Contrast media increase vascular endothelial permeability by inhibiting nitric-oxide production.

RATIONALE AND
OBJECTIVES: Contrast media induce adverse effects including edema of the face, glottis, or lung. The endothelial function is maintained by nitric oxide (NO). The present study was designed to elucidate the role of NO in mediating endothelium-related adverse effects of contrast media.

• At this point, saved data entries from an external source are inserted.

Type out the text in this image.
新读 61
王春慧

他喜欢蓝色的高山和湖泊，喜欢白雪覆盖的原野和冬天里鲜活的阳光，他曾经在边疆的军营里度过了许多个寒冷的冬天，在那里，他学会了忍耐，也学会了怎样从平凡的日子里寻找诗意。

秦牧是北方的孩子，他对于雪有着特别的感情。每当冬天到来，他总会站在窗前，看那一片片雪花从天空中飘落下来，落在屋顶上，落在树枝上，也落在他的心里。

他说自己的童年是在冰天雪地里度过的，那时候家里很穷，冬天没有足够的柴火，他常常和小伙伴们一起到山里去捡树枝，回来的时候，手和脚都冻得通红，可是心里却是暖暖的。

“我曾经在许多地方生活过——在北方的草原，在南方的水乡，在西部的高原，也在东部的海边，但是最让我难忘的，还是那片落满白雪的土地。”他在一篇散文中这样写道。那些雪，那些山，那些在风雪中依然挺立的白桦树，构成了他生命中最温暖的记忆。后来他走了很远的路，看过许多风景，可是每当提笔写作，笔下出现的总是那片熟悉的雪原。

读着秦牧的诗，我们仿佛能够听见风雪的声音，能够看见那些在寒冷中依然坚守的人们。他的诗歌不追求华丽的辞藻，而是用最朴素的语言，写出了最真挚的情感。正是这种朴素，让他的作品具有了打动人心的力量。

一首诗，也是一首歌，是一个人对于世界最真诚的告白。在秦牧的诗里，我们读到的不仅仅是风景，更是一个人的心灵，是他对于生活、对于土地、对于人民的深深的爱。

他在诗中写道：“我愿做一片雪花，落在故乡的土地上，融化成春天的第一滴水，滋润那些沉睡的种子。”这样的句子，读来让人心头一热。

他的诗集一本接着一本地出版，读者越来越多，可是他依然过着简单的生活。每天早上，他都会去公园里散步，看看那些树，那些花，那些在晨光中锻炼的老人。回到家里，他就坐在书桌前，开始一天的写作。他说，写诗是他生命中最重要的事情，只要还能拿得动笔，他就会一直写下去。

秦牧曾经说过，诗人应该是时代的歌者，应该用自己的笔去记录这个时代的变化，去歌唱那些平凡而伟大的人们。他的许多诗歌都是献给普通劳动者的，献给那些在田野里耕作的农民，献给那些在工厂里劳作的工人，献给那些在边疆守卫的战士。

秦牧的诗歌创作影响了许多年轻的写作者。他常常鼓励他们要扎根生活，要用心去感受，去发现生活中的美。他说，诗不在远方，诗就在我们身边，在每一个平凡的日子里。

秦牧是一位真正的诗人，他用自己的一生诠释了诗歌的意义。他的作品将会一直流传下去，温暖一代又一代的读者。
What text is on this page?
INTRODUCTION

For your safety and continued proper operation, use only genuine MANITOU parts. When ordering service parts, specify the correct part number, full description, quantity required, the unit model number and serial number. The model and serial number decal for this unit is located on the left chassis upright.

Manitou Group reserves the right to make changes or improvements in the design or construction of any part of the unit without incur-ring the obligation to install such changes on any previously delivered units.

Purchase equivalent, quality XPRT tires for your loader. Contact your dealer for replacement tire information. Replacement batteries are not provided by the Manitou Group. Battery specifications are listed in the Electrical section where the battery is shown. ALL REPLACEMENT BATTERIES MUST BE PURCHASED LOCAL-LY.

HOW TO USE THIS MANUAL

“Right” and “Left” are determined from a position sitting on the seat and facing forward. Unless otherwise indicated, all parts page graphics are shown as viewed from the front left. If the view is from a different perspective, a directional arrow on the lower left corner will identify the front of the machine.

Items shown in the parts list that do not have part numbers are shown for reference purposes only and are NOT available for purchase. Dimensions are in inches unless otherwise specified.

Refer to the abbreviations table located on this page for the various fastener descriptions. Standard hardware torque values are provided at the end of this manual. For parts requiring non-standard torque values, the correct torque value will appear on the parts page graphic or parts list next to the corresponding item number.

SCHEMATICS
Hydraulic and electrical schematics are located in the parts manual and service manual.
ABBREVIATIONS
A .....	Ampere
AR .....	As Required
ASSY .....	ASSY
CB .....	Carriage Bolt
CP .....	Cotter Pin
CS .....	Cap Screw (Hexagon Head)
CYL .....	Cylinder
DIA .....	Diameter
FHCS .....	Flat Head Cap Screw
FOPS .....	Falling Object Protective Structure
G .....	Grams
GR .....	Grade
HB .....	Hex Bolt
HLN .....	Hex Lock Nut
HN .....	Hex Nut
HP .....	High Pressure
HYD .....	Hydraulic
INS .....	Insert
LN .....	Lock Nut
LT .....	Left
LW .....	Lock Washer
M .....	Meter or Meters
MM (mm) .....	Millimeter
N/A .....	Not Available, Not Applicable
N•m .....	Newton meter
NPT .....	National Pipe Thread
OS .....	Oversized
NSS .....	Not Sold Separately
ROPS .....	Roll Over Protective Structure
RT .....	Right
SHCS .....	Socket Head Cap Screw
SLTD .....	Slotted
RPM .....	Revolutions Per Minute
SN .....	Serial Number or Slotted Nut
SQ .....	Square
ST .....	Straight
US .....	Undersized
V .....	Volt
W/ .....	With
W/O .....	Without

METHODS: Human microvascular endothelial cells grown on a Transwell membrane were incubated with iohexol or ioxaglate in the absence or presence of N(G)-monomethyl-L-arginine or sodium nitroprusside. After washing cells, the permeability of sodium fluorescein or Evans blue albumin and the accumulation of NO(2)(-) was examined.
RESULTS: Contrast media (50-150 mgI/mL) dose-dependently increased the permeability coefficient by 30% to 230% and inhibited the formation of NO(2)(-) by 40% to 80%. Sodium nitroprusside and N(G)-monomethyl-L-arginine produced protective and aggravating effects on contrast media-increased permeability, respectively.
CONCLUSIONS: The present study suggested that contrast media increase vascular endothelial permeability by inhibiting NO production, leading to vascular endothelium-related adverse effects of contrast media.